Les moteurs thermiques sont de plus en plus efficients. Nous ne les éliminons pas. Mais bien sûr, les moteurs électriques sont autrement plus efficaces. A titre d’exemple, la quantité d’énergie transformée en traction de façon la plus optimale atteint 30 à 35% pour un thermique. Le reste, c’est du bruit et de la chaleur. Pour les moteurs électriques, on cherche à atteindre 100%, avec cette souplesse due à la gestion par le logiciel: le couple, l’accélération instantanée, etc.

Notre obsession est donc l’atteinte de 100% de rendement, et la gestion de l’énergie pure. On gagne si on réussit dans ces deux compartiments du jeu. Et il y a une partie de cours pure avec de bons pilotes justes et de la stratégie. Ces points-là ne changent pas.

Quelle sera l’évolution la plus spectaculaire pour nos voitures de demain?

Chez Nissan, nous appelons déjà cela «Mobilité intelligente». Le plus fascinant sera la possibilité d’intégrer tout un système de mobilité en tant que tel. Nous pourrons l’électrification, la connectivité avec l’environnement immédiat et une plus grande autonomie (2).
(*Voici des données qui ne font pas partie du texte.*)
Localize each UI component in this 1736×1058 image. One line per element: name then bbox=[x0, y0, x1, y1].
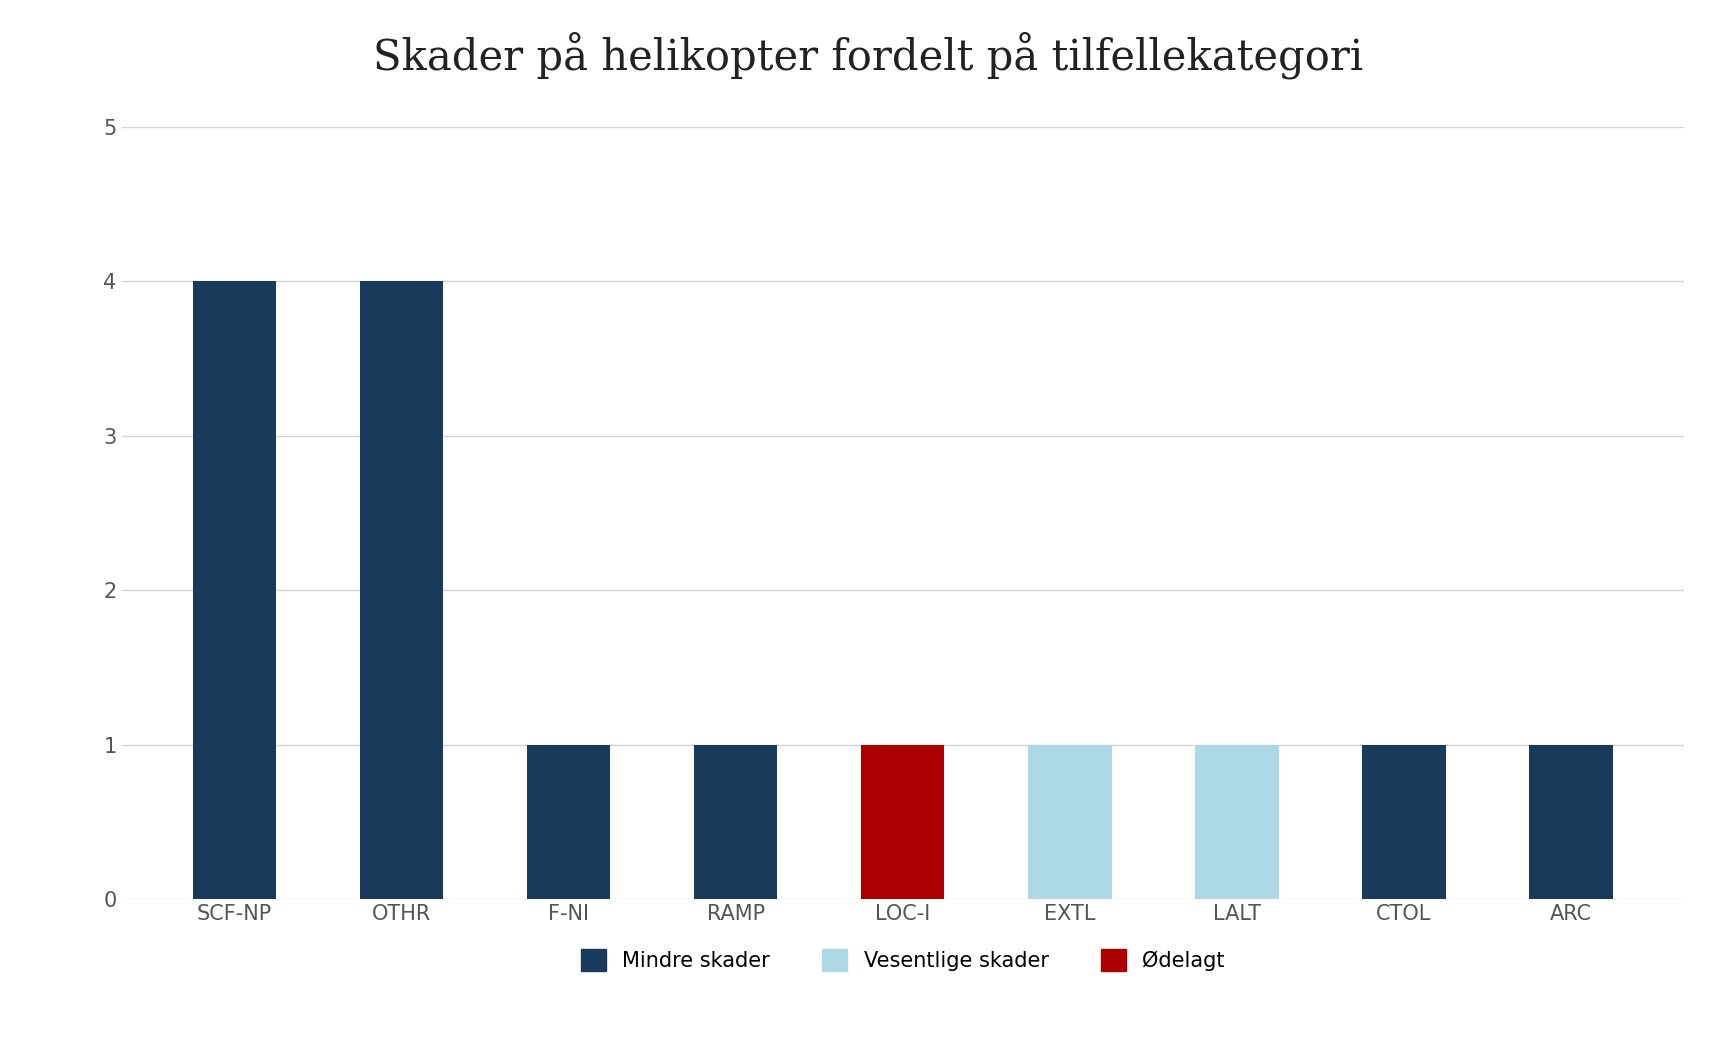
Bar bbox=[1529, 745, 1613, 899]
Bar bbox=[694, 745, 778, 899]
Bar bbox=[1028, 745, 1111, 899]
Bar bbox=[1363, 745, 1446, 899]
Bar bbox=[861, 745, 944, 899]
Text: Skader på helikopter fordelt på tilfellekategori: Skader på helikopter fordelt på tilfelle… bbox=[373, 32, 1363, 79]
Bar bbox=[359, 281, 443, 899]
Legend: Mindre skader, Vesentlige skader, Ødelagt: Mindre skader, Vesentlige skader, Ødelag… bbox=[569, 940, 1236, 982]
Bar bbox=[1194, 745, 1279, 899]
Bar bbox=[526, 745, 611, 899]
Bar bbox=[193, 281, 276, 899]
Il n’y a pas une seule technologie mais la possibilité de coordonner quelque chose les trois pour arriver à choisi de plus facile, de plus excitant. Ne pas conduire quand c’est désagréable, éviter les accidents, et maximiser la gratification pour conduire librement là où on le peut. Ce sera cela, l’évolution la plus importante.

(1) Rowland a terminé 6e et Buemi 12e. La course a été remportée par le portugais Da Costa (DS Techeetah) dans le dernier tour, devant le hollandais Robin Frijns (Envision Virgin Racing) et l’anglais Mitch Evans (Jaguar racing).

(2) Il faut lire conduite autonome, et Nissan n’envisage pas d’autonomie complète à date, c’est-à-dire de voiture qui ne se conduit pas.